(TOWN OF EXCELSIOR, Wisconsin) — A quarry that ceased operations after its permit expired last year will reopen, despite the concerns of neighbors and local government officials.
Sauk County Board of Adjustment members approved a five-year permit Thursday morning for the operation of Union Pacific Railroad Co.’s Pink Lady Quarry.
The permit for the quarry expired in February 2007, and 14 employees were laid off.
Union Pacific will have to accept bids from companies that want to manage the quarry when it reopens. And that worries 40 town residents who signed a petition against authorizing the permit.
Homeowner Laurie Hasenbalg, who spoke during a public hearing Thursday morning, said she had no problems with Martin Marietta Materials, Inc., the company that has operated the quarry since 1983. But she has heard horror stories about previous operators, she said.

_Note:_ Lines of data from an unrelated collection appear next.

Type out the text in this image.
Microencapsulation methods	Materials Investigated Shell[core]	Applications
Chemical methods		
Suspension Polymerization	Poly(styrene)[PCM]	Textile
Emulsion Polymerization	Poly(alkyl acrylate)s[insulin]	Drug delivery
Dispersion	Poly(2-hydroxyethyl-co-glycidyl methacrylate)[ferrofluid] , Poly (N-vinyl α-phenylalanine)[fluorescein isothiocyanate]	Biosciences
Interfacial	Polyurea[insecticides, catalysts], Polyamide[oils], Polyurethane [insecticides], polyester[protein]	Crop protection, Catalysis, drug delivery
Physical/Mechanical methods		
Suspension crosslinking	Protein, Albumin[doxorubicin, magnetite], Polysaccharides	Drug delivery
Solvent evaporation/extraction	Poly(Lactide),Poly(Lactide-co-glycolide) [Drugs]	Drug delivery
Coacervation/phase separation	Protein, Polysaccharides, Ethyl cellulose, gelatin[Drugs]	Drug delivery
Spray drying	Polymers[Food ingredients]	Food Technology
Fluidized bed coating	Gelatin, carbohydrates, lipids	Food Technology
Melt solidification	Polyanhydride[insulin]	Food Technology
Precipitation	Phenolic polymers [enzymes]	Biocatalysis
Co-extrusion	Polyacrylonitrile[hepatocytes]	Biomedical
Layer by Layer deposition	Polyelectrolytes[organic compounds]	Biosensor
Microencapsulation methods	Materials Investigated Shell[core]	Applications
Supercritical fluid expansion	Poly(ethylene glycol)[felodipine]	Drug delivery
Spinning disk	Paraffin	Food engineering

Union Pacific wants to dig an additional 80 feet of rock out of the quarry, but there are no plans to expand the quarry horizontally, said Eric Hansen of Pinnacle Engineering, a Minnesota firm that submitted the permit application for Union Pacific.
Hansen and a groundwater expert who appeared on behalf of Union Pacific said the vertical digging will not affect groundwater for homeowners in the surrounding area.
Rock Springs Village President Harlan Behnke said the village is anxious about additional blasting.
“If we get a break in our aquifer, that would be terrible,” he said.
Behnke also said about 100 trucks hauling material from the quarry roll through Rock Springs each day.
“They are just a nuisance,” he said.
Excelsior Town Chairman Robert Cassity said citizens want to know what Union Pacific has planned for the quarry.
“At some point, I think people would like to see an end to quarry operations,” he said. “We’re not so unhappy with the way things are now, but we don’t want them to expand hours of operation and we don’t want noise or dust levels to increase.”
But Cassity said the quarry is an important piece of the local economy, because several families rely on it as their primary source of income.
Several Board of Adjustment members said they were concerned the railroad company hadn’t found a company to manage the site, but railroad representatives assured the committee that the track record of a company will play a role in the selection process.
Representatives of the Pink Lady Rail Transit Commission and the Reedsburg Industrial Commission spoke in favor of the quarry, citing the economic importance of having a rail line in Sauk County.